As you speed down I-90 at 80 miles per hour to your shopping spree in Missoula, have you ever thought about the perils and labor expended when this valley was first traveled? The selection of developing this route is chiefly credited to Captain John Mullan (1830-1909). Arriving in the area with Washington Territorial Governor Isaac Stevens in 1853 to survey a northern railroad route, Mullan was left with a small group of soldiers and laborers near Fort Owen during the winter of 53-54. He was given broad orders to explore and develop wagon routes “which in time should lend themselves as aids to the construction of our railroad lines” (Mullan Journal). After gleaning much information during the winter, Mullan left the Bitter Root with a small group on March 1, 1854 (on horse back); crossed the Rocky Mountains on the 10th; reached Fort Benton on the 14th. Left Fort Benton on the 17th after fitting up a wagon train and re-crossed the range, reaching the Bitter Root Camp again on the 31st.

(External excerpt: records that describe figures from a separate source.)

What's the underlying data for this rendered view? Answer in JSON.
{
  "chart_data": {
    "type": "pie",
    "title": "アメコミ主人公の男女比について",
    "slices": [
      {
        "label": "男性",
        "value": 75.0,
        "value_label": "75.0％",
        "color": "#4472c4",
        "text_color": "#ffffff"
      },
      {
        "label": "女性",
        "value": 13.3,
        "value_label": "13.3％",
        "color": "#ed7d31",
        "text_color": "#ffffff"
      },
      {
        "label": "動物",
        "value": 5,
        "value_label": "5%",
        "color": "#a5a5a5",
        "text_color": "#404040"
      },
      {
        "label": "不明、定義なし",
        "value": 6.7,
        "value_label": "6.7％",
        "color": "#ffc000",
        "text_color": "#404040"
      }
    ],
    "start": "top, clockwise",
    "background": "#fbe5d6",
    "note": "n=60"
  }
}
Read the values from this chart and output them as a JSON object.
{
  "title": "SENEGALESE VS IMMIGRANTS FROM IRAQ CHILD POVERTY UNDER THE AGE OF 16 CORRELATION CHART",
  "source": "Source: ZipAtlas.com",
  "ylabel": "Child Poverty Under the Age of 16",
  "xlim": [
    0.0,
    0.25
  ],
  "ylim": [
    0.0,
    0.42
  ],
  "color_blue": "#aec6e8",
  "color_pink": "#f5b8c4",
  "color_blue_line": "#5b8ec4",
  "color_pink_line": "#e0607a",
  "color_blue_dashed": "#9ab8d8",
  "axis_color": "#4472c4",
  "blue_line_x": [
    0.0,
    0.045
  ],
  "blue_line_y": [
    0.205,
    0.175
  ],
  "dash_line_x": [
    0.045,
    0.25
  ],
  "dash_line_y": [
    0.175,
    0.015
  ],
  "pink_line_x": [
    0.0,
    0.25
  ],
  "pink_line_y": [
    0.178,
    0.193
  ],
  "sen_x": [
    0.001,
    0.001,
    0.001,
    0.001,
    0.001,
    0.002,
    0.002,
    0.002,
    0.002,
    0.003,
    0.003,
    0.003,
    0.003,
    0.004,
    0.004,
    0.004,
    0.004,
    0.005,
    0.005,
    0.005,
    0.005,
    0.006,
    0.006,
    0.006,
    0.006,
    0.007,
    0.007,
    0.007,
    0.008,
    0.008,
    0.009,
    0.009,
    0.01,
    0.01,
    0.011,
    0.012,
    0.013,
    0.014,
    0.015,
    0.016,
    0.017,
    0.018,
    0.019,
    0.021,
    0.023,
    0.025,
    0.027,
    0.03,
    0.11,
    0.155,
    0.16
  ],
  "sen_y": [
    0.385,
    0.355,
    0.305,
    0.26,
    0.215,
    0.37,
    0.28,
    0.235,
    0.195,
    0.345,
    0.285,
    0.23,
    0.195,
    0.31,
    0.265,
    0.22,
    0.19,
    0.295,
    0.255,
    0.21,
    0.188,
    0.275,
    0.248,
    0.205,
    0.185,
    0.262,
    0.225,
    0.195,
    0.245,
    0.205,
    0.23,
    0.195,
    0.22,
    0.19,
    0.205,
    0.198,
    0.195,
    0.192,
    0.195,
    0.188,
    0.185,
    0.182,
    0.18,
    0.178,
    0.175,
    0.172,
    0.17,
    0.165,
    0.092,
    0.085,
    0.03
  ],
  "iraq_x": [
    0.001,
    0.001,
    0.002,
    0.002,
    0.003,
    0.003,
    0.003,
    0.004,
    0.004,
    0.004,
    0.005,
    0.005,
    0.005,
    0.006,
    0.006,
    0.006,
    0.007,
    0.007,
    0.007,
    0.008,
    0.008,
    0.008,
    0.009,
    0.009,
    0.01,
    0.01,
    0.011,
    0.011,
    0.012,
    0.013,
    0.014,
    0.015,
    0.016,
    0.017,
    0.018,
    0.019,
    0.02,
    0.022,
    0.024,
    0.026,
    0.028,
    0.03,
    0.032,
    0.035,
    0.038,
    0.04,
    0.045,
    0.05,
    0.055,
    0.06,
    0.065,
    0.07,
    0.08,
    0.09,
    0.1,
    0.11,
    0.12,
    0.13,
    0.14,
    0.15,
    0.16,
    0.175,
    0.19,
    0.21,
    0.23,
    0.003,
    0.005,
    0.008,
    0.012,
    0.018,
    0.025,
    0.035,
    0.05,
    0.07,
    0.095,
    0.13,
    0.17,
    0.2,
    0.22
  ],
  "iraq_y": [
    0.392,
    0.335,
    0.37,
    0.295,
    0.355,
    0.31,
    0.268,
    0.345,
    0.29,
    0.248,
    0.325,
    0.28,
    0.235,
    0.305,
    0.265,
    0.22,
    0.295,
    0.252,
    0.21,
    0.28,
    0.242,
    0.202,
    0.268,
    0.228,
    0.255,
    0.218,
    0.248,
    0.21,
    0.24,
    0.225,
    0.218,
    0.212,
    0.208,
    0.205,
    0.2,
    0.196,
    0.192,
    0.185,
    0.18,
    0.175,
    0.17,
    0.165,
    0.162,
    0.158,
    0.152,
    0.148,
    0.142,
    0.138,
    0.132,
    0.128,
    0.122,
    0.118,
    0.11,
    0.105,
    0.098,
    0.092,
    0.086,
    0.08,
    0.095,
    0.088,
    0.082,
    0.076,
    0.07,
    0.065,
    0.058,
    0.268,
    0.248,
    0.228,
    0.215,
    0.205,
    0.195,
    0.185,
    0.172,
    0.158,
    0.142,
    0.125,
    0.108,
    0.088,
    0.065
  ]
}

A later trip synopsis provides a good descriptor of the geography: “…reaching the Big Blackfoot, we crossed to its left bank on the first and second (of July) by means of a wagon-boat and a small bateau…Our location up the Hell’s Gate this season involved eleven crossings of this stream in fifty miles; the first was ferried; the rest forded. This stream is from one hundred and fifty to two hundred and fifty feet broad; its current rapid, and its course very serpentine over the distance that we followed it. Its valley is from one to four miles broad, and mostly timbered with open pine….We reached no point of much difficulty until making the eleventh crossing of the Hell’s Gate, where a spur involved a cutting of half a mile to enable us to pass it. This was completed by the ninth of July, when with rapid marches we hurried forward to the mouth of Gold creek…The upper portion of the valley of Flint Creek may be found suited to agriculture.”
After the first exploration and clearing of a route between Walla Walla and Fort Benton, Mullan was transferred to a command position in the east during the Indian Wars. When he returned to the area, in 1859, his focus was no longer on the railroad but to develop a Military Road. Mullan was able to lobby Congress for $30,000 and set about this task. Mullan sent men out to various spots where they made camp and worked all winter on their designated area.
Mullan then set out to review his road and determine mileage and the dollars he needed to appropriate from Congress to finish paying for the road. This journey began in 1860 and was very different than his 1853 -54 trips as the land was now becoming settled. The daily journal details the geography all the way from Walla Walla.
This article will quote only those days from Missoula through Granite county: Twenty eighth day-Move to Higgin’s and Worden’s store, at Hell Gate (Missoula),…road excellent, wood water and grass here; good place to rest animals for a day or two; blacksmith shop at Van Dorn’s and supplies of all kinds can be obtained, dry goods, groceries, beef, vegetables and fresh animals if needed. Twenty ninth day- Move to Blackfoot bridge, eleven miles; road good; wood water and grass abundant. Thirtieth day- Move to Campbell’s camp, fifteen miles; road excellent; good wood, water and grass abound. Thirty first day- Move to Lannon’s camp, nine miles; road excellent; may have to double team to Beaver Tail Butte; wood, water and grass abundant (near present day Bearmouth). Thirty second day- Move eleven miles to Lyon’s creek, crossing enroute Hells Gate Bridge; road good; wood water and grass at camp (south side of the river following the current Mullan Road). Thirty third day- Move to Flint Creek, distance eleven miles; road somewhat hilly but still not steep; wood water and grass at camp. Thirty fourth day-Move thirteen and one half miles to Gold Creek or American Fork of Hell’s Gate river; road excellent; wood, water and grass at camp. Supplies of all kinds to be had here.”
The way Mullan measured miles was by running a single wheel with a handle in front of him and knowing how many wheel turns equaled a mile he computed the daily trip. The group arrived at Fort Benton August 1st and on August 7th the first and last major military expedition moved out over the newly completed route.
From then on, although not maintained, gold miners and cattlemen used the trail and in later years, the railroads followed part of the route, as did Highway 10, then interstate 90.